Em entrevista à Fox Business no último domingo, o conselheiro para temas comerciais da Casa Branca Peter Navarro afirmou que espera "fortes ações contra o TikTok e o WeChat", apps que seriam as "maiores formas de censura da China continental".

Segundo o executivo, todos os dados que entram nesses aplicativos vão direto a servidores e militares chineses — no entanto, não houve qualquer prova concreta de que isso de fato ocorra. "O Partido Comunista Chinês e as agências desejam roubar nossa propriedade intelectual", brada Navarro.

Ameaça nacional ou exagero?

A declaração de Peter Navarro ocorreu apenas uma semana depois de o secretário de estado Mike Pompeo afirmar que os Estados Unidos consideram bloquear o TikTok do país alegando "motivos de segurança". "Não quero sair na frente do presidente [dos EUA, Donald Trump], mas é algo que estamos vendo", disse Pompeo à Fox News na última terça (7).

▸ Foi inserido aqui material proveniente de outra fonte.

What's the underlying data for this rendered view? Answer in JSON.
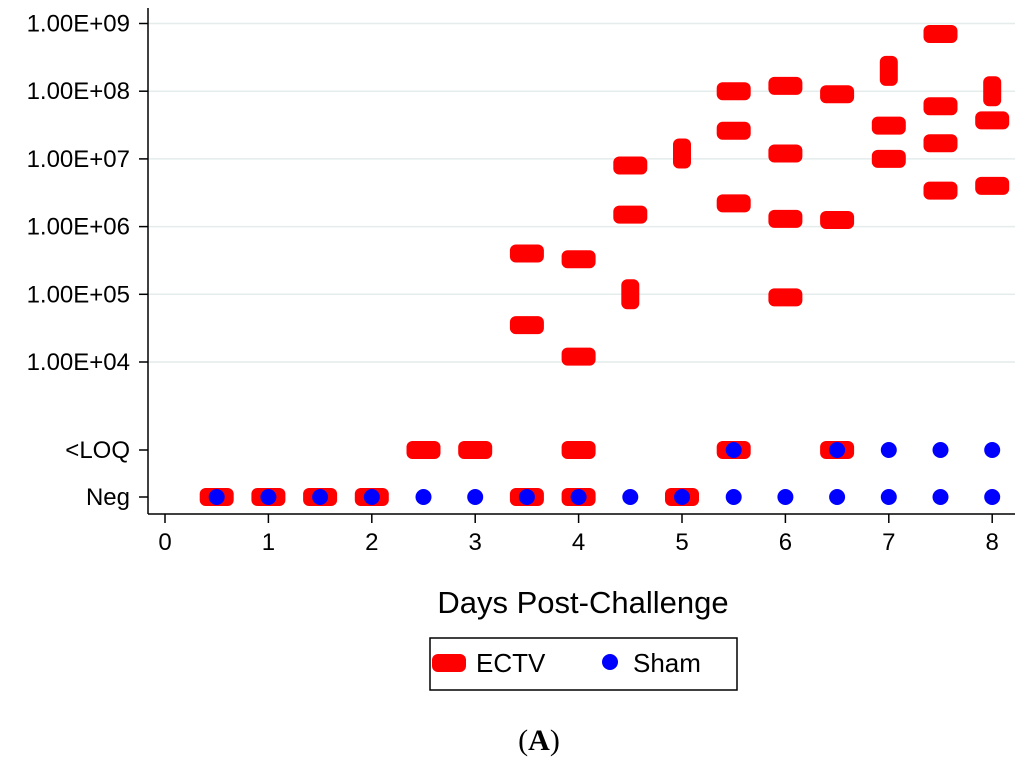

Em resposta às alegações, um porta-voz do TikTok disse à CNBC que nunca forneceu dados dos usuários ao governo chinês, nem forneceria caso fosse solicitado. Vale lembrar que o app é tem possui membros de alto escalão de nacionalidade norte-americana, como o diretor de segurança.

Além disso, segundo o porta-voz, o TikTok é "uma empresa privada apoiada por alguns dos investidores americanos mais conhecidos, que detêm quatro de seus cinco assentos no conselho".

O WeChat, no entanto, ainda não comentou publicamente as acusações.